Exploring health-care careers

New patch allows Girl Scouts to get hands-on experience with patient care


Girl Scouts are a great fit for the health-care industry.

“Girl Scouts are strong, passionate leaders who make the world a better place,” said Emily Speck, program director for Girl Scouts of Colorado. “The health-care industry is made of people who also have a passion and desire to make the world a better place through keeping people healthy.”

In May, Girl Scouts of Colorado launched its Building Healthy Journeys patch program. It is in partnership with HealthONE and Rocky Mountain Hospital for Children and allows Girl Scouts of all ages the opportunity to explore and experience the vast variety of health-care careers.

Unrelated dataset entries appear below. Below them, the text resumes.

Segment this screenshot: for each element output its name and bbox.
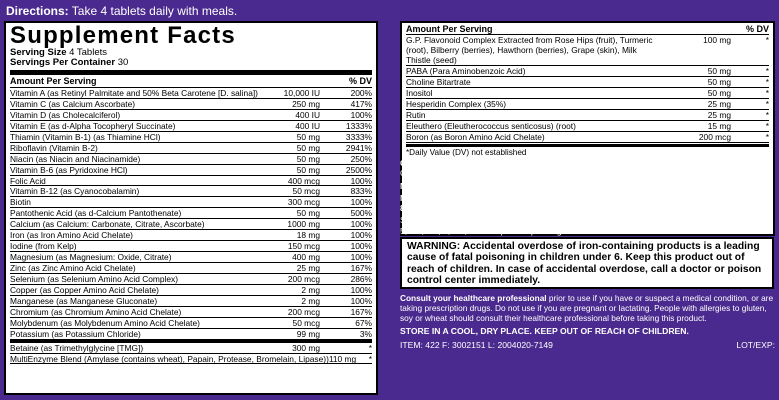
nutrient-name: Vitamin D (as Cholecalciferol) — [10, 109, 121, 120]
nutrient-dv: * — [765, 99, 769, 109]
nutrient-dv: * — [368, 342, 372, 353]
nutrient-row — [10, 154, 372, 165]
nutrient-amount: 25 mg — [707, 110, 731, 120]
nutrient-row — [10, 241, 372, 252]
nutrient-dv: 2500% — [345, 164, 372, 175]
nutrient-row — [10, 318, 372, 329]
nutrient-row — [10, 186, 372, 197]
facts-rows-other — [10, 343, 372, 365]
consult-text: prior to use if you have or suspect a medical condition, or are taking prescription drugs. Do not use if you are pregnant or lactating. People with allergies to gluten, soy or wheat should consult their healthcare professional before taking this product. — [400, 293, 774, 323]
nutrient-amount: 400 mcg — [287, 175, 320, 186]
nutrient-name: Selenium (as Selenium Amino Acid Complex) — [10, 273, 179, 284]
nutrient-name: Iodine (from Kelp) — [10, 241, 77, 252]
nutrient-row — [10, 132, 372, 143]
no-text: Yeast, Milk, Egg, Artificial Colors or Flavors, Added Sugar or Preservatives — [412, 180, 698, 191]
nutrient-amount: 300 mcg — [287, 197, 320, 208]
nutrient-name: Boron (as Boron Amino Acid Chelate) — [406, 132, 545, 142]
nutrient-row — [406, 132, 769, 143]
nutrient-name: Biotin — [10, 197, 31, 208]
nutrient-row — [406, 121, 769, 132]
supplement-facts-title: Supplement Facts — [10, 22, 236, 49]
nutrient-amount: 25 mg — [707, 99, 731, 109]
nutrient-dv: 100% — [350, 197, 372, 208]
nutrient-dv: * — [765, 121, 769, 131]
nutrient-amount: 50 mg — [707, 66, 731, 76]
manufacturer — [400, 193, 775, 214]
right-facts-rows — [406, 35, 769, 143]
nutrient-row — [406, 77, 769, 88]
nutrient-dv: * — [368, 353, 372, 364]
nutrient-amount: 50 mg — [296, 164, 320, 175]
directions-label: Directions: — [6, 4, 69, 18]
nutrient-dv: 167% — [350, 263, 372, 273]
nutrient-dv: 200% — [350, 88, 372, 98]
nutrient-row — [406, 66, 769, 77]
nutrient-row — [406, 35, 769, 66]
nutrient-row — [10, 165, 372, 176]
nutrient-name: Calcium (as Calcium: Carbonate, Citrate, Ascorbate) — [10, 219, 205, 230]
nutrient-dv: * — [765, 132, 769, 142]
nutrient-row — [10, 99, 372, 110]
no-label: NO — [400, 180, 413, 191]
nutrient-amount: 400 IU — [295, 120, 320, 131]
nutrient-name: Potassium (as Potassium Chloride) — [10, 328, 141, 339]
nutrient-name: Molybdenum (as Molybdenum Amino Acid Chelate) — [10, 317, 200, 328]
nutrient-amount: 200 mcg — [287, 306, 320, 317]
nutrient-name: Pantothenic Acid (as d-Calcium Pantothenate) — [10, 208, 182, 219]
iron-warning: WARNING: Accidental overdose of iron-containing products is a leading cause of fatal poisoning in children under 6. Keep this product out of reach of children. In case of accidental overdose, call a doctor or poison control center immediately. — [400, 237, 774, 289]
nutrient-row — [10, 219, 372, 230]
nutrient-amount: 300 mg — [292, 342, 320, 353]
nutrient-name: Zinc (as Zinc Amino Acid Chelate) — [10, 263, 136, 273]
nutrient-amount: 250 mg — [292, 98, 320, 109]
nutrient-row — [406, 88, 769, 99]
servings-per-container — [10, 58, 372, 68]
nutrient-amount: 10,000 IU — [283, 88, 320, 98]
right-facts-header — [406, 23, 769, 35]
nutrient-dv: 67% — [355, 317, 372, 328]
nutrient-name: PABA (Para Aminobenzoic Acid) — [406, 66, 526, 76]
nutrient-amount: 25 mg — [296, 263, 320, 273]
nutrient-row — [10, 143, 372, 154]
nutrient-amount: 200 mcg — [698, 132, 731, 142]
col-amount-header: Amount Per Serving — [10, 76, 97, 86]
nutrient-row — [10, 343, 372, 354]
consult-notice — [400, 293, 775, 323]
nutrient-amount: 50 mg — [296, 131, 320, 142]
nutrient-name: Riboflavin (Vitamin B-2) — [10, 142, 98, 153]
nutrient-dv: 1333% — [345, 120, 372, 131]
nutrient-dv: 100% — [350, 175, 372, 186]
nutrient-name: Vitamin B-6 (as Pyridoxine HCl) — [10, 164, 128, 175]
lot-exp: LOT/EXP: — [736, 340, 775, 350]
nutrient-dv: * — [765, 77, 769, 87]
nutrient-amount: 50 mg — [707, 77, 731, 87]
serving-size-label: Serving Size — [10, 47, 67, 58]
nutrient-dv: 2941% — [345, 142, 372, 153]
nutrient-dv: 100% — [350, 284, 372, 295]
item-line — [400, 340, 775, 351]
nutrient-name: Vitamin E (as d-Alpha Tocopheryl Succinate) — [10, 120, 176, 131]
nutrient-row — [10, 307, 372, 318]
nutrient-name: G.P. Flavonoid Complex Extracted from Rose Hips (fruit), Turmeric (root), Bilberry (berries), Hawthorn (berries), Grape (skin), Milk Thistle (seed) — [406, 35, 653, 65]
nutrient-name: Choline Bitartrate — [406, 77, 471, 87]
nutrient-name: Iron (as Iron Amino Acid Chelate) — [10, 230, 133, 241]
nutrient-row — [406, 99, 769, 110]
nutrient-dv: 100% — [350, 252, 372, 263]
nutrient-amount: 100 mg — [703, 35, 731, 45]
other-ingredients-label: Other Ingredients: — [400, 158, 475, 168]
facts-header — [10, 75, 372, 88]
nutrient-amount: 50 mg — [296, 142, 320, 153]
nutrient-amount: 400 mg — [292, 252, 320, 263]
nutrient-amount: 1000 mg — [287, 219, 320, 230]
item-codes: ITEM: 422 F: 3002151 L: 2004020-7149 — [400, 340, 553, 350]
right-col-dv-header: % DV — [745, 24, 769, 34]
manufacturer-label: Manufactured by NATROL, Inc. — [400, 192, 526, 203]
nutrient-dv: 100% — [350, 109, 372, 120]
nutrient-amount: 50 mg — [296, 208, 320, 219]
nutrient-name: Copper (as Copper Amino Acid Chelate) — [10, 284, 159, 295]
supplied-by: Supplied by Albion Advanced Nutrition. Chelazome® and Chelative® are covered by U.S. Patents: 5,516,925, 5,614,553 and patents pending. — [400, 215, 774, 236]
nutrient-dv: * — [765, 110, 769, 120]
directions-text: Take 4 tablets daily with meals. — [68, 4, 238, 18]
servings-label: Servings Per Container — [10, 57, 116, 68]
no-additives — [400, 181, 775, 191]
nutrient-name: Magnesium (as Magnesium: Oxide, Citrate) — [10, 252, 172, 263]
nutrient-amount: 50 mcg — [292, 317, 320, 328]
dv-note: *Daily Value (DV) not established — [406, 144, 769, 159]
nutrient-row — [10, 88, 372, 99]
nutrient-name: Chromium (as Chromium Amino Acid Chelate) — [10, 306, 182, 317]
nutrient-name: Eleuthero (Eleutherococcus senticosus) (root) — [406, 121, 576, 131]
right-col-amount-header: Amount Per Serving — [406, 24, 493, 34]
nutrient-row — [10, 252, 372, 263]
nutrient-amount: 50 mcg — [292, 186, 320, 197]
nutrient-name: Thiamin (Vitamin B-1) (as Thiamine HCl) — [10, 131, 161, 142]
nutrient-name: Folic Acid — [10, 175, 46, 186]
nutrient-dv: 250% — [350, 153, 372, 164]
nutrient-row — [10, 285, 372, 296]
nutrient-row — [10, 230, 372, 241]
other-ingredients-text: Cellulose, Cellulose Gum, Stearic Acid, Silica, Magnesium Stearate, Dibasic Calcium Phosphate, Maltodextrin, Methylcellulose, Glycerin, Soybean Oil, Cornstarch. — [400, 158, 766, 179]
nutrient-dv: * — [765, 66, 769, 76]
nutrient-dv: 100% — [350, 295, 372, 306]
directions — [6, 3, 386, 19]
nutrient-amount: 50 mg — [707, 88, 731, 98]
nutrient-amount: 18 mg — [296, 230, 320, 241]
nutrient-amount: 150 mcg — [287, 241, 320, 252]
nutrient-dv: 417% — [350, 98, 372, 109]
nutrient-dv: 500% — [350, 208, 372, 219]
facts-rows — [10, 88, 372, 340]
nutrient-amount: 200 mcg — [287, 273, 320, 284]
nutrient-row — [10, 176, 372, 187]
nutrient-name: Niacin (as Niacin and Niacinamide) — [10, 153, 141, 164]
nutrient-dv: 100% — [350, 219, 372, 230]
nutrient-name: Betaine (as Trimethylglycine [TMG]) — [10, 342, 144, 353]
nutrient-dv: * — [765, 88, 769, 98]
nutrient-dv: 100% — [350, 241, 372, 252]
nutrient-name: Vitamin A (as Retinyl Palmitate and 50% Beta Carotene [D. salina]) — [10, 88, 258, 98]
nutrient-row — [406, 110, 769, 121]
nutrient-row — [10, 296, 372, 307]
nutrient-name: Rutin — [406, 110, 426, 120]
manufacturer-text: , Chatsworth, CA 91311 • USA • 1 800 2-NATROL (800 262-8765) — [400, 192, 760, 214]
nutrient-dv: 3% — [359, 328, 372, 339]
nutrient-dv: 833% — [350, 186, 372, 197]
nutrient-amount: 110 mg — [328, 353, 357, 364]
nutrient-name: Hesperidin Complex (35%) — [406, 99, 507, 109]
nutrient-amount: 2 mg — [301, 295, 320, 306]
nutrient-name: Vitamin B-12 (as Cyanocobalamin) — [10, 186, 140, 197]
ingredients-info — [400, 158, 775, 238]
nutrient-row — [10, 121, 372, 132]
nutrient-row — [10, 208, 372, 219]
consult-label: Consult your healthcare professional — [400, 293, 547, 303]
nutrient-name: MultiEnzyme Blend (Amylase (contains wheat), Papain, Protease, Bromelain, Lipase)) — [10, 353, 329, 364]
nutrient-name: Vitamin C (as Calcium Ascorbate) — [10, 98, 136, 109]
nutrient-dv: 286% — [350, 273, 372, 284]
nutrient-amount: 99 mg — [296, 328, 320, 339]
servings-value: 30 — [115, 57, 129, 68]
nutrient-amount: 50 mg — [296, 153, 320, 164]
nutrient-name: Inositol — [406, 88, 433, 98]
other-ingredients — [400, 158, 775, 179]
nutrient-dv: 3333% — [345, 131, 372, 142]
nutrient-row — [10, 274, 372, 285]
serving-size-value: 4 Tablets — [66, 47, 107, 58]
nutrient-dv: 167% — [350, 306, 372, 317]
nutrient-dv: * — [765, 35, 769, 45]
nutrient-amount: 2 mg — [301, 284, 320, 295]
nutrient-row — [10, 197, 372, 208]
storage-notice: STORE IN A COOL, DRY PLACE. KEEP OUT OF REACH OF CHILDREN. — [400, 326, 689, 336]
nutrient-row — [10, 110, 372, 121]
supplement-facts-panel — [4, 21, 378, 395]
nutrient-amount: 15 mg — [707, 121, 731, 131]
nutrient-row — [10, 354, 372, 365]
nutrient-name: Manganese (as Manganese Gluconate) — [10, 295, 158, 306]
nutrient-dv: 100% — [350, 230, 372, 241]
col-dv-header: % DV — [348, 76, 372, 86]
nutrient-row — [10, 263, 372, 274]
nutrient-amount: 400 IU — [295, 109, 320, 120]
nutrient-row — [10, 329, 372, 340]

“Health care is more than doctors and nurses. School-age students may not know about all the opportunities there are in health care,” said Maureen McDonald, assistant vice president of community engagement for HealthONE, who helped develop the patch program. “The Building Healthy Journeys patch allows us to embrace hundreds of curious, achieving young women who aim to learn more about a career in health care.”

Through the experiential activities, the Girl Scouts get real-life, hands-on experience that illustrates myriad roles in patient care. The Girl Scouts of Colorado worked with child life specialists at the Rocky Mountain Hospital for Children, 2001 N. High St. in Denver’s City Park West neighborhood, to create the journeys that the Girl Scouts do to earn the patch. Child life specialists work with patients and their families to help them prepare for, and respond to, various treatments, McDonald added.

Girl Scouts of all ages can participate in the program, as there are two different curriculums. Both offer the opportunity for the Girl Scouts to explore the careers and skills that make up each scenario’s community of care.

Daisies, Brownies and Juniors — Girl Scouts who are in kindergarten through fifth grade — meet Estrella, who is badly injured while hiking. Cadettes, Seniors and Ambassadors — Girl Scouts in middle and high school — meet Kelsi, who recently found out she has scoliosis, which is a sideways curvature of the spine, and will receive spinal surgery.

“As they follow the journey of a girl their age through her experience in a hospital setting, Girl Scouts learn about each role that meets the needs of the patient,” Speck said. “At each step, Girl Scouts complete an activity to learn a skill or knowledge that someone in that role would need to have for their job.”

Parker Girl Scout Junior Juliette Hoffman, 11, was among the first in the state to complete the Building Healthy Journeys program in early May.

It took Hoffman about two days to earn the patch and described the experience as getting to spend “a day in the life of a person working in the medical field.”

“It was really fun to see how people work on a day-to-day basis,” Hoffman said. “This really brought that to light.”

She added the activities in the patch program are relevant to real life. In fact, at about the time Hoffman was working on the patch, she had to visit an urgent care because she injured her thumb.

“After I was examined by the nurse practitioner, I was taken to another room to get an x-ray of my thumb, just like Estrella,” Hoffman said. “In my trip to the urgent care, I had several people help me along the way. If you want to help people everyday, become a health-care professional, too.”

Many Girl Scouts are interested in STEM careers in general, and the Building Healthy Journeys program is yet another way they are able to explore the many roles within health care, which is a STEM career, Speck said.

And if a Girl Scout wants to explore further, she can learn about the education needed and other requirements that make a person in a given health-care role successful, Speck said.

“Demographics in our city and state indicate that we are growing and we need more health-care workers,” McDonald said. The Building Healthy Journeys patch provides Girl Scouts with “exposure into the wide world of opportunities in health care. Early exposure to that exploration can potentially lead to further training for those who are interested.”